不過,他心有余悸,還是盡量走遠些,再警惕地盯著冷靜喝茶的男人。確實打不過他啊,而且以前又不是沒被他打過,真疼啊。
“蟲子鐵嘴鋼牙,誰能咽得下她?想來,那金翅鳥終會被她烤來吃。對,她和你倒有類似愛好,都喜歡吃雞!”
酆一量冷哼著,唇角竟然旋起一抹意味深長的笑:“她會回來,她的貓,還在我手里。”
“就那丑東西?扔大街上,連馬都懶得看它一眼!”胡琴逢嗤之以鼻,不屑地指了指角落里放置的赤金籠子里,正蹲著一頭垂頭喪氣的白貓。
籠子本來不小,但這貓兒身體實在肥碩,所以蹲在里面看起來確實局促了些。
此刻,它正用雙爪努力扒住籠子縫隙,翹首以盼望著窗外藍天。正好聽到胡琴逢的譏諷,立刻呸了一口口水出來。
“你才丑,你一家子都是丑八怪!野狐貍一身騷氣,洗也洗不掉。活該你被拋棄!該!”六神翻著白眼,吐著舌頭。
“忍不了,連一頭貓都敢給我臉色看。信不信我吃了你!”胡琴逢怒極,他一下子躍到赤金籠前,呲著滿嘴獠牙威脅道。
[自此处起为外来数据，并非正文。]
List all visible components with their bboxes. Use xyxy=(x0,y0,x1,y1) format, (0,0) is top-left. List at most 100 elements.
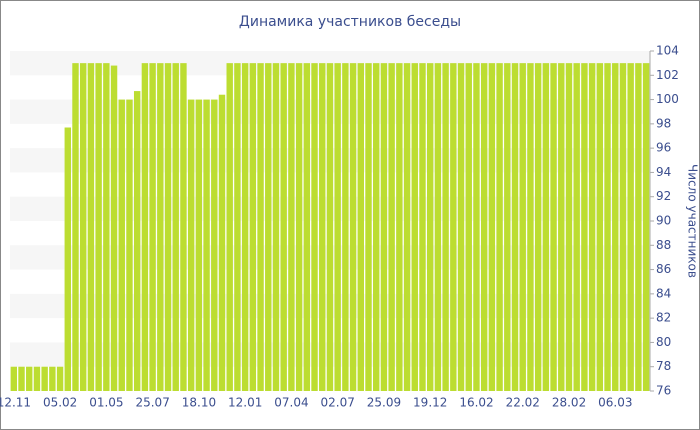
bar xyxy=(172,63,179,392)
bar xyxy=(203,99,210,392)
bar xyxy=(365,63,372,392)
y-tick-label: 98 xyxy=(656,116,671,130)
bar xyxy=(380,63,388,392)
chart-title: Динамика участников беседы xyxy=(239,14,461,30)
bar xyxy=(26,366,33,391)
bar xyxy=(311,63,318,392)
bar xyxy=(272,63,280,392)
y-tick-label: 86 xyxy=(656,262,671,276)
bar xyxy=(550,63,557,392)
bar xyxy=(164,63,172,392)
x-tick-label: 25.07 xyxy=(135,396,169,410)
bar xyxy=(211,99,218,392)
bar xyxy=(411,63,418,392)
bar xyxy=(41,366,48,391)
bar xyxy=(249,63,257,392)
bar xyxy=(604,63,611,392)
x-tick-label: 01.05 xyxy=(89,396,123,410)
bar xyxy=(157,63,164,392)
bar xyxy=(612,63,619,392)
bar xyxy=(426,63,434,392)
y-tick-label: 80 xyxy=(656,335,671,349)
bar xyxy=(133,91,141,392)
y-axis-label: Число участников xyxy=(686,164,700,278)
bar xyxy=(10,366,18,391)
x-tick-label: 28.02 xyxy=(552,396,586,410)
bar xyxy=(149,63,156,392)
bar xyxy=(403,63,411,392)
bar xyxy=(627,63,634,392)
x-tick-label: 19.12 xyxy=(413,396,447,410)
bar xyxy=(187,99,195,392)
bar xyxy=(573,63,580,392)
bar xyxy=(388,63,395,392)
bar xyxy=(195,99,203,392)
bar xyxy=(635,63,642,392)
bar xyxy=(72,63,79,392)
bar xyxy=(103,63,110,392)
y-tick-label: 100 xyxy=(656,92,679,106)
bar xyxy=(280,63,287,392)
x-tick-label: 18.10 xyxy=(182,396,216,410)
bar xyxy=(349,63,357,392)
x-tick-label: 07.04 xyxy=(274,396,308,410)
bar xyxy=(588,63,596,392)
bar xyxy=(527,63,534,392)
bar xyxy=(56,366,64,391)
bar xyxy=(465,63,472,392)
bar xyxy=(126,99,133,392)
y-tick-label: 96 xyxy=(656,141,671,155)
bar xyxy=(542,63,550,392)
y-tick-label: 88 xyxy=(656,238,671,252)
bar xyxy=(504,63,511,392)
bar xyxy=(295,63,303,392)
y-tick-label: 78 xyxy=(656,359,671,373)
bar xyxy=(334,63,341,392)
bar xyxy=(534,63,542,392)
bar xyxy=(118,99,125,392)
bar xyxy=(33,366,41,391)
y-tick-label: 102 xyxy=(656,68,679,82)
x-tick-label: 12.01 xyxy=(228,396,262,410)
bar xyxy=(226,63,233,392)
x-tick-label: 22.02 xyxy=(506,396,540,410)
bar xyxy=(450,63,457,392)
x-tick-label: 25.09 xyxy=(367,396,401,410)
bar xyxy=(396,63,403,392)
bar xyxy=(619,63,627,392)
y-tick-label: 90 xyxy=(656,214,671,228)
bar xyxy=(419,63,426,392)
x-tick-label: 12.11 xyxy=(0,396,31,410)
bar xyxy=(357,63,364,392)
y-tick-label: 94 xyxy=(656,165,671,179)
bar xyxy=(473,63,480,392)
bar xyxy=(79,63,87,392)
bar xyxy=(95,63,102,392)
bar xyxy=(319,63,326,392)
bar xyxy=(558,63,565,392)
x-tick-label: 16.02 xyxy=(459,396,493,410)
bar xyxy=(49,366,56,391)
bar xyxy=(496,63,503,392)
bar xyxy=(488,63,496,392)
bar xyxy=(373,63,380,392)
x-tick-label: 06.03 xyxy=(598,396,632,410)
bar xyxy=(434,63,442,392)
bar xyxy=(480,63,488,392)
bar xyxy=(87,63,95,392)
bar xyxy=(241,63,249,392)
bar xyxy=(257,63,264,392)
bar xyxy=(265,63,272,392)
bar xyxy=(141,63,149,392)
bar xyxy=(234,63,241,392)
bar xyxy=(565,63,573,392)
bar xyxy=(519,63,526,392)
bar xyxy=(642,63,650,392)
bar xyxy=(288,63,295,392)
bar xyxy=(596,63,604,392)
bar xyxy=(303,63,311,392)
bar xyxy=(442,63,449,392)
bar xyxy=(581,63,588,392)
x-tick-label: 05.02 xyxy=(43,396,77,410)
他想打開籠子抓貓,卻發現這赤金籠子十分牢固,還被封印。無奈之下,他又想狠狠搖晃搖晃籠子,但那籠子本身也重,加上一只肥碩的靈貓,竟然紋絲未動。還被貓口水吐到了靴面上。
胡琴逢郁悶地圍著籠子團團轉,六神則在里面滔滔不絕地罵。狐貍與貓,各自口吐蓮花,問候著對方的祖宗十八代,一時間熱鬧非凡。
酆一量也懶得理他們,直到各自罵得口干舌燥,六神用貓爪子擦汗,胡琴逢用袖子扇著風。
“死狐貍,老子要不扒了你的皮,我就不叫六神!”六神咬牙切齒。
“死貓,老子要不吃了你,胡字就倒過來寫!”胡琴逢恨恨道,摩拳擦掌。
“胡大人,您可不能吃了六神。明姑娘回來,定會扒了您的皮子,誰都攔不住。”
一道白光閃過,小氿從窗口躍進來,一下子就擋在籠子前,笑瞇瞇道。
胡琴逢見是小氿,又看他神色輕松,不由喜上眉梢,再也顧不上什么貓啊,還有被扒皮的事情,他一步上前,滿心期待問:“小氿回來了,可是有了我娘子的消息?”
“小烏龜,你可回來了。你找到我老大沒?是不是那棵梨樹精,把我家老大給坑了!?老子非刨了她的騷樹根子。老龍頭,都怪你處處留情,讓你老相好害我們老大……”
“再聒噪,便讓廚子挖了你的舌頭,喂狗!”酆一量冷冷地斜了六神一眼,卻又懶得和它多說。
“小氿,可有毒蟲消息?”他貌似風淡云輕,眸光卻不小心泄露了一分期待。